L’ensemble s’est produit à l’Automne Musical de Versailles, à la Cité de la Musique de Paris, au Musée du Moyen Age, à Musique en Catalogne Romane, au Festival de Maguelone, au Festivals du Pays d’Auge, au Festival de Pontoise, au Festival de Musique ancienne de Gijon, Festival Bach d’Arques La Bataille, au MusikfestSpiele de Potsdam (Allemagne), au Festival Jean de La Fontaine de Château-Thierry, à la Chabotterie, au Renaissance Music Festival de Copenhague (Danemark), au Festival de musique ancienne de Bruges (Belgique), au Festival de Simiane la Rotonde, au Festival Renaissances de Bar-le-Duc, au Festival d’Utrecht (Pays Bas), à Villa Musica (Allemagne), au Musée National du Chateau de Pau, au Musée de l’Armée, au Festival d’Avignon, au Festival Mazovia Goes Baroque (Pologne), au Festival Suona Francese (Italie), aux Teatri di Pietra (Italie), au Festival de Musica Antigua de Estella (Espagne) ...

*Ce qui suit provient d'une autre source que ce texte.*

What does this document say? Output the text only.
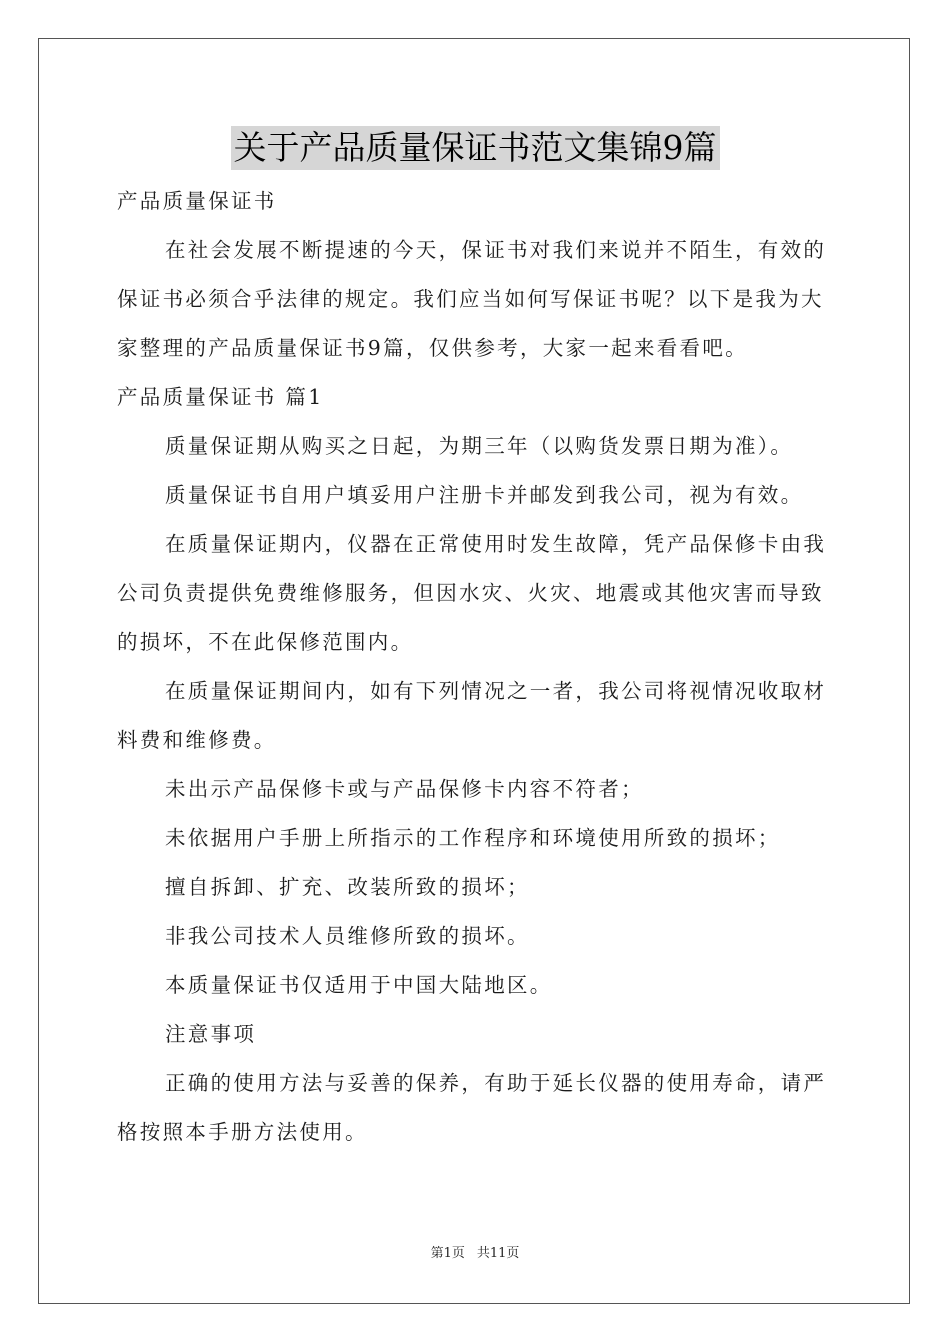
关于产品质量保证书范文集锦9篇

产品质量保证书

在社会发展不断提速的今天，保证书对我们来说并不陌生，有效的保证书必须合乎法律的规定。我们应当如何写保证书呢？以下是我为大家整理的产品质量保证书9篇，仅供参考，大家一起来看看吧。

产品质量保证书 篇1

质量保证期从购买之日起，为期三年（以购货发票日期为准）。

质量保证书自用户填妥用户注册卡并邮发到我公司，视为有效。

在质量保证期内，仪器在正常使用时发生故障，凭产品保修卡由我公司负责提供免费维修服务，但因水灾、火灾、地震或其他灾害而导致的损坏，不在此保修范围内。

在质量保证期间内，如有下列情况之一者，我公司将视情况收取材料费和维修费。

未出示产品保修卡或与产品保修卡内容不符者；

未依据用户手册上所指示的工作程序和环境使用所致的损坏；

擅自拆卸、扩充、改装所致的损坏；

非我公司技术人员维修所致的损坏。

本质量保证书仅适用于中国大陆地区。

注意事项

正确的使用方法与妥善的保养，有助于延长仪器的使用寿命，请严格按照本手册方法使用。

第1页 共11页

En résidence au théâtre Louis Jouvet de Rethel, scène conventionnée des Ardennes, depuis 2008, Faenza a développé une démarche artistique qui privilégie d’une part la rencontre entre la musique ancienne et les musiques actuelles amplifiées (Machaut must go on – 2009, Métamorphoses – 2011), d’autre part les formes légères (Le Bel air – 2008, Le Salon de Musique – 2010, Récital en appartement – 2012) au sein desquelles il redéfinit les conditions de transmission de musiques conçues pour l’intimité. Faenza renoue avec le théâtre musical (Les Rescapés de la dernière Croisade – 1998, Le Salon de Musique – 2006) avec la création en décembre 2011 des Voyages de Bellerofonte.

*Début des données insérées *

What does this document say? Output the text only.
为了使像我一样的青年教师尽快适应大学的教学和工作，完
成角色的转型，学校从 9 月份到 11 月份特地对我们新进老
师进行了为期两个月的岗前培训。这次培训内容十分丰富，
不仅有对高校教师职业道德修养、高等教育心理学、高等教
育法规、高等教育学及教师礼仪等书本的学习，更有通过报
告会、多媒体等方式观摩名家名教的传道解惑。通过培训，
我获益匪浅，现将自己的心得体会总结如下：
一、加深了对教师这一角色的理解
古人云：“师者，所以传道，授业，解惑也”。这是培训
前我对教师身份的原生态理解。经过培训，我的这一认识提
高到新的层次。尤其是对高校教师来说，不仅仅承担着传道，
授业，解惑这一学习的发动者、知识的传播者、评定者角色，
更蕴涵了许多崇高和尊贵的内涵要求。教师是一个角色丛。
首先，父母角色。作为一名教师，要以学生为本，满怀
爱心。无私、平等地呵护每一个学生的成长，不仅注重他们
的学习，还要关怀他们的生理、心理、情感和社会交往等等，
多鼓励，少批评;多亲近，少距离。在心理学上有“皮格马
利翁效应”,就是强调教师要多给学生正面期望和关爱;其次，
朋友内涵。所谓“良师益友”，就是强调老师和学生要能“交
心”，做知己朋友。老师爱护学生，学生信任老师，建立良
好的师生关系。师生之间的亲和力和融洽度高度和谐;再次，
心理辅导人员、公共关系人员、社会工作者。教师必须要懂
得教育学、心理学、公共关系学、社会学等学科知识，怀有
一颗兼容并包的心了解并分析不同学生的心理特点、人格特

Extrême intimité, d’une part, amplification d’autre part : ces deux directions en théorie opposées participent d’une même réflexion sur la place des musiques anciennes dans notre paysage artistique et sur leur condition d’interprétation. Elles se situent dans le prolongement de quinze années d’activité de Faenza qui, par l’utilisation de la parole et du geste théâtral dans ses programmes musicaux, a toujours cherché à actualiser et à contextualiser des répertoires souvent considérés comme « pointus » par les programmateurs.
Faenza a enregistré trois CD chez Alpha : Il Giardino di Giulio Caccini, récital ; La Semaine Mystique, musiques de dévotion sous Louis XIII ; Les Musiques de l’Astrée, airs de cour polyphoniques.